I had also made a conjecture along the following lines:

	Suppose S(m) = { N-F(0), N-F(1), N-F(2), N-F(3), ..., N-F(m-1) },
	where we take F(0) = 0.
	Then the sums of subsets of these numbers fall into the ranges:

					   0*N
		1*N - F(m-1)		.. 1*N - F(0)
		2*N - F(m-1) - F(m-2)	.. 2*N - F(0) - F(1)
		...
		       p                         p-1
		p*N - Sum F(m-j)        .. p*N - Sum F(j)
		      j=1                        j=0
		...
		      m-1
		m*N - Sum F(j)
		      j=0

	I conjectured that F(m) is the smallest N such that these ranges
	don't overlap.  This gives: F(1) = 1, F(2) = 2, ..., F(6) = 24,
	but incorrectly gives F(7) = 46, F(8) = 88, ....  To see why
	this approach fails for F(7), we have the ranges:

		0*N
		1*N - z,  z in {24,13,7,4,2,1,0}
		2*N - z,  z in {37,31,28,26..24,20,17,15..13,11,9..1}
		3*N - z,  z in {44,41,39..37,35,33..24,22..8,6,5,3}
		4*N - z,  z in {48,46,45,43..29,27..18,16,14..12,10,7}
		5*N - z,  z in {50..42,40,38..36,34,31,27..25,23,20,14}
		6*N - z,  z in {51,50,49,47,44,38,27}
		7*N - 51

	Treating these as ranges, we'd like the smallest N such that:

		0 < N-24, N-1 < 2*N-37, 2*N-1 < 3*N-44, 3*N-3 < 4*N-48,
		4*N-7 < 5*N-50, 5*N-14 < 6*N-51, and 6*N-27 < 7*N-51.

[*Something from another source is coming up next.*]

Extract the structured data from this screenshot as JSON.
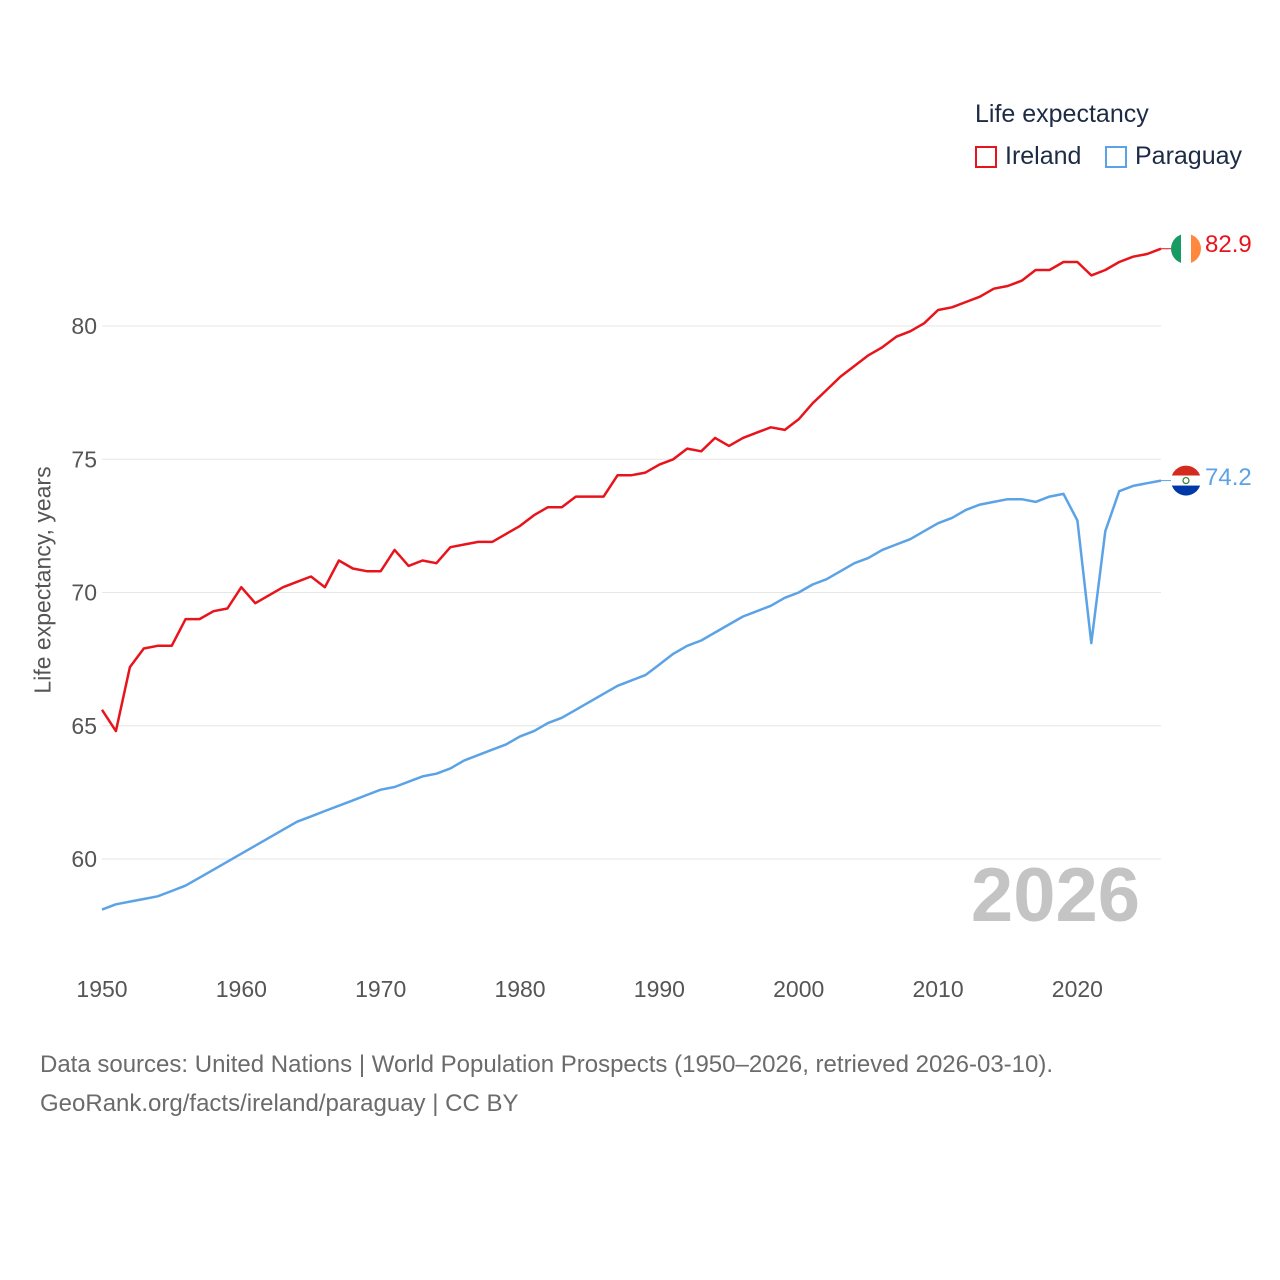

	and we find N = 46 (due to the inequality 3*N-3 < 4*N-48).

	However, we see that one set is able to overlap the other slightly:

		..., 3*N-6,3*N-5,       3*N-3 }
		               { 4*N-48,      4*N-46,4*N-45,       4*N-43,...

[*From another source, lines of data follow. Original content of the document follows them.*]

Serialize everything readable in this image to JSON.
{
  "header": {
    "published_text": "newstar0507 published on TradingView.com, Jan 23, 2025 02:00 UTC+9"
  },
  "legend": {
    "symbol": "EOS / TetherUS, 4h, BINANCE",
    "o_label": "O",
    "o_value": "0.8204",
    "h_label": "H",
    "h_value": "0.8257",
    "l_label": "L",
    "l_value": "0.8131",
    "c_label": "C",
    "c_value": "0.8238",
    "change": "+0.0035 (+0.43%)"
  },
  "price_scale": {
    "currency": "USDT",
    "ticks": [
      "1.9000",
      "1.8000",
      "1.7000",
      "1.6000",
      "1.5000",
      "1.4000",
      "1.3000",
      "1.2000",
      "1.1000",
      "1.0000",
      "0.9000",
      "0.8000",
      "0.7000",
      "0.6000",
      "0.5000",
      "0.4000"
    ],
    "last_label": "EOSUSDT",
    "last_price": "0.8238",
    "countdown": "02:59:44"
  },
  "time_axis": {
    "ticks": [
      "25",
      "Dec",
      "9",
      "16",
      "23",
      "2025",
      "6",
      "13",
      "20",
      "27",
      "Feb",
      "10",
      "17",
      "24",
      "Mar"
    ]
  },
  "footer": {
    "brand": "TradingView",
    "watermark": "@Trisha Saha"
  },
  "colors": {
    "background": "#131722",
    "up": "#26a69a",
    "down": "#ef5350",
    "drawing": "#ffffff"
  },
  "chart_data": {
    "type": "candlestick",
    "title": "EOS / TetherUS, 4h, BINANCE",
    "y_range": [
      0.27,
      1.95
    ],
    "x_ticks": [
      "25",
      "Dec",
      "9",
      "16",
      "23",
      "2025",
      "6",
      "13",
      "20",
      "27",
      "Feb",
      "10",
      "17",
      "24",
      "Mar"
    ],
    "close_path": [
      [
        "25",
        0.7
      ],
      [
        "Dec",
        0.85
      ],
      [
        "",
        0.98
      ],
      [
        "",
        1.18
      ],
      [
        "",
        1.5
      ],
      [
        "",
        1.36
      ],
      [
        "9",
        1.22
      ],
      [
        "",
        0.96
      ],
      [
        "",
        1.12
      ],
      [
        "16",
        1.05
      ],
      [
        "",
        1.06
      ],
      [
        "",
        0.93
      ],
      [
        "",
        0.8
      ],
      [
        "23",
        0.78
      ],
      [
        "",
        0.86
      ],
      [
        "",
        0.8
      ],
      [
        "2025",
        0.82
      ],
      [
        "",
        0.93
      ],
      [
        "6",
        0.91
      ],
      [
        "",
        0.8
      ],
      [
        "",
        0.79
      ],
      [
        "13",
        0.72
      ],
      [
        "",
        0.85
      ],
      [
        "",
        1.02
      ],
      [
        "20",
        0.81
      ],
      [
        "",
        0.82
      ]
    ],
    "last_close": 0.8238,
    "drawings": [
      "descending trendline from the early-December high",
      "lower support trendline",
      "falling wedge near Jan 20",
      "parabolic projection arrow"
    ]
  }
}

	This manages to reduce N by 2, so that F(7) = 44.
816.10CLT::GILBERTBuilderWed Feb 03 1988 16:2433
re .9:

	For F(7), notice how densely packed are the 3*N-z and 4*N-z ranges:

	density
	-------
		0*N
	 7/25	1*N - z,  z in {24,13,7,4,2,1,0}
	21/37	2*N - z,  z in {37,31,28,26..24,20,17,15..13,11,9..1}
	34/42	3*N - z,  z in {44,41,39..37,35,33..24,22..8,6,5,3}
	34/42	4*N - z,  z in {48,46,45,43..29,27..18,16,14..12,10,7}
	21/37	5*N - z,  z in {50..42,40,38..36,34,31,27..25,23,20,14}
	 7/25	6*N - z,  z in {51,50,49,47,44,38,27}
		7*N - 51

	Notice that in general the density is roughly:

		     "m choose p" - "sum of the p smallest elements"
		----------------------------------------------------------
		"sum of p largest elements" - "sum of p smallest elements"
					      
	Can the fact that these are so densely packed be used to give a
	lower bound on F(8)?  Can this in turn be used for a good lower
	bound on F(9), F(10), ...?  It certainly explains why F(m+1) is
	roughly twice F(m).

        Does the distribution of 'holes' at the ends of the ranges
        (particularly the two 'center' ranges -- 3*N-z and 4*N-z in the
        case of m=7) explain why

		S(m) = { N-F(0), N-F(1), N-F(2), N-F(3), ..., N-F(m-1) }

	always seems to provide the lowest F(m)?